Jordan Bardella sous enquête pour détournement de fonds européens : sa réaction

Jordan Bardella, président du Rassemblement national, est actuellement sous le feu des projecteurs judiciaires. Accusé de détournement de fonds, il fait face à des perquisitions en France et à l’étranger. Cette affaire survient quelques jours avant la décision de la cour d’appel de Paris sur l’inéligibilité de Marine Le Pen.

EN BREF

  • Bardella est accusé de détournement de 4,33 millions d’euros de fonds européens.
  • Des perquisitions ont lieu en France, en Italie et en Belgique.
  • Le président du RN affirme qu’il n’a rien à se reprocher.

Le 30 juin 2026, le parquet européen a confirmé des perquisitions dans le cadre d’une enquête ouverte en juillet 2025. Cette enquête vise à déterminer si le groupe d’eurodéputés Identité et démocratie, dont faisait partie le Rassemblement national, a indûment dépensé des fonds européens entre 2019 et 2024. Les montants en jeu s’élèveraient à 4,33 millions d’euros, selon des sources proches du dossier.

Les perquisitions ciblent principalement Paul-Alexandre Martin, un prestataire clé du RN. L’Office central de lutte contre la corruption et les infractions financières et fiscales aurait coordonné ces opérations, avec le soutien d’autres organismes chargés de la lutte contre la fraude. Pour l’heure, aucune demande officielle du parquet européen n’a été reçue par les personnes soupçonnées.

Le parquet européen, un organe indépendant créé pour lutter contre la fraude aux fonds communautaires, a déclaré mener des investigations sur l’utilisation des fonds européens par un ancien groupe politique du Parlement européen.
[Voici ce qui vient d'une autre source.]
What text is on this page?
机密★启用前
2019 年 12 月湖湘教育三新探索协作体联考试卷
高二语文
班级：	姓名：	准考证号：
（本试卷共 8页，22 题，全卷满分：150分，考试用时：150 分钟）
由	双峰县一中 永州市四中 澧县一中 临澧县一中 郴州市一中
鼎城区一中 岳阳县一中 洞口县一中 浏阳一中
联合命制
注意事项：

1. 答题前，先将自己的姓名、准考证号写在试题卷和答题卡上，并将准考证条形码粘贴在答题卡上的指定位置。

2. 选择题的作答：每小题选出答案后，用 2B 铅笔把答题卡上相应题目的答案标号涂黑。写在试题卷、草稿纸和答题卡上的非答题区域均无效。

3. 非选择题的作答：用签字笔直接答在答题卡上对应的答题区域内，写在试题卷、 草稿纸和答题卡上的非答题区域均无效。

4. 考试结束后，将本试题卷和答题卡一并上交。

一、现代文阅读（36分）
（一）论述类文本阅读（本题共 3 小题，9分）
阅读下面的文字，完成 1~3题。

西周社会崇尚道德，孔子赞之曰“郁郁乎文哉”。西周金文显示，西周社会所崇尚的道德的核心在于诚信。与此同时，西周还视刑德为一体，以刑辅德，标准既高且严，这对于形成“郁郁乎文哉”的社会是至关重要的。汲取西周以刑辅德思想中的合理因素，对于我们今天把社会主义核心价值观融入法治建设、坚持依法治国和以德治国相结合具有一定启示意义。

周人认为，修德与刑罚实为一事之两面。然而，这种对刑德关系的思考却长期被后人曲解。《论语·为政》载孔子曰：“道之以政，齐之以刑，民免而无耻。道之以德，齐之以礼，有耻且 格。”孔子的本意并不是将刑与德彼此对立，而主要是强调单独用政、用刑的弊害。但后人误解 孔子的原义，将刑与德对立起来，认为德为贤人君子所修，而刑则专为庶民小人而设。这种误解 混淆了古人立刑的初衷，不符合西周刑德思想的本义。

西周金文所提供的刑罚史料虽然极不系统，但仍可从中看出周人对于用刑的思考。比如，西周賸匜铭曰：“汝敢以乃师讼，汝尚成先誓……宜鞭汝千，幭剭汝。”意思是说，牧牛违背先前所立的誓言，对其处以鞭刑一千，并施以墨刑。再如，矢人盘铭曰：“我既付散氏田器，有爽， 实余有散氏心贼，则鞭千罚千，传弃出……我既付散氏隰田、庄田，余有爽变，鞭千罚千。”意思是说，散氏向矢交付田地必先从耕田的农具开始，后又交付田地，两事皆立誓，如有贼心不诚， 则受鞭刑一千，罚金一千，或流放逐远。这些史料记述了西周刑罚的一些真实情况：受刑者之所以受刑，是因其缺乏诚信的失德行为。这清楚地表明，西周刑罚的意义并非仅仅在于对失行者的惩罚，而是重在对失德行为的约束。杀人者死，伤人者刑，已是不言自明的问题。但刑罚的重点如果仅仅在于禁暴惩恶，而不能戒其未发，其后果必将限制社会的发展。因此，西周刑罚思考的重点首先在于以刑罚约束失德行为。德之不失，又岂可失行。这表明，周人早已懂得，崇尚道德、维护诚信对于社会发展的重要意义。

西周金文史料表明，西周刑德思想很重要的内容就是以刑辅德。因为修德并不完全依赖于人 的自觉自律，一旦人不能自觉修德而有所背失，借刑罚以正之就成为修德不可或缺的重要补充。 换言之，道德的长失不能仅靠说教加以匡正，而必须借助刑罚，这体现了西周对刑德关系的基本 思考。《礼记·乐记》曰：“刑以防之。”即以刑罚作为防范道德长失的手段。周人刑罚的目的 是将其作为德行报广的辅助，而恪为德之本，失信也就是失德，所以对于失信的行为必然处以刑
Toutefois, il a choisi de ne pas divulguer davantage d’informations pour préserver l’intégrité de la procédure en cours.

En réponse à ces accusations, Jordan Bardella a exprimé son calme sur son compte X, affirmant que « les procédures judiciaires annoncent le calendrier électoral ». Il a insisté sur le fait que son équipe n’a rien à se reprocher et qu’ils le prouveront. Son soutien a également été confirmé par Jean-Philippe Tanguy, qui a dénoncé ce qu’il considère comme une manipulation politique, notant que cette affaire émerge à un moment crucial pour le parti.

Au-delà des investigations européennes, Bardella doit également faire face à des questions concernant son ancien rôle d’assistant parlementaire. Anticor, une association anticorruption, a déposé une plainte contre lui, demandant l’ouverture d’une enquête sur son activité au sein du Parlement européen en 2015. Cette enquête vise à déterminer la véracité des documents fournis par Bardella et son entourage pour attester de son travail.

À ce stade, toutes les personnes concernées sont présumées innocentes jusqu’à preuve du contraire. D’autres détails sur cette affaire devraient émerger dans les jours à venir, alors que le Rassemblement national se prépare à une période électorale cruciale.

Jordan Bardella, qui figure parmi les candidats potentiels pour l’élection présidentielle de 2027, devra naviguer à travers ces allégations tout en maintenant le soutien de ses partisans et en justifiant son ancien emploi au sein du Parlement européen.

La situation est particulièrement délicate pour le RN, surtout dans un contexte où la confiance du public est essentielle. Les prochains mois seront déterminants pour l’avenir politique de Bardella et du parti qu’il dirige.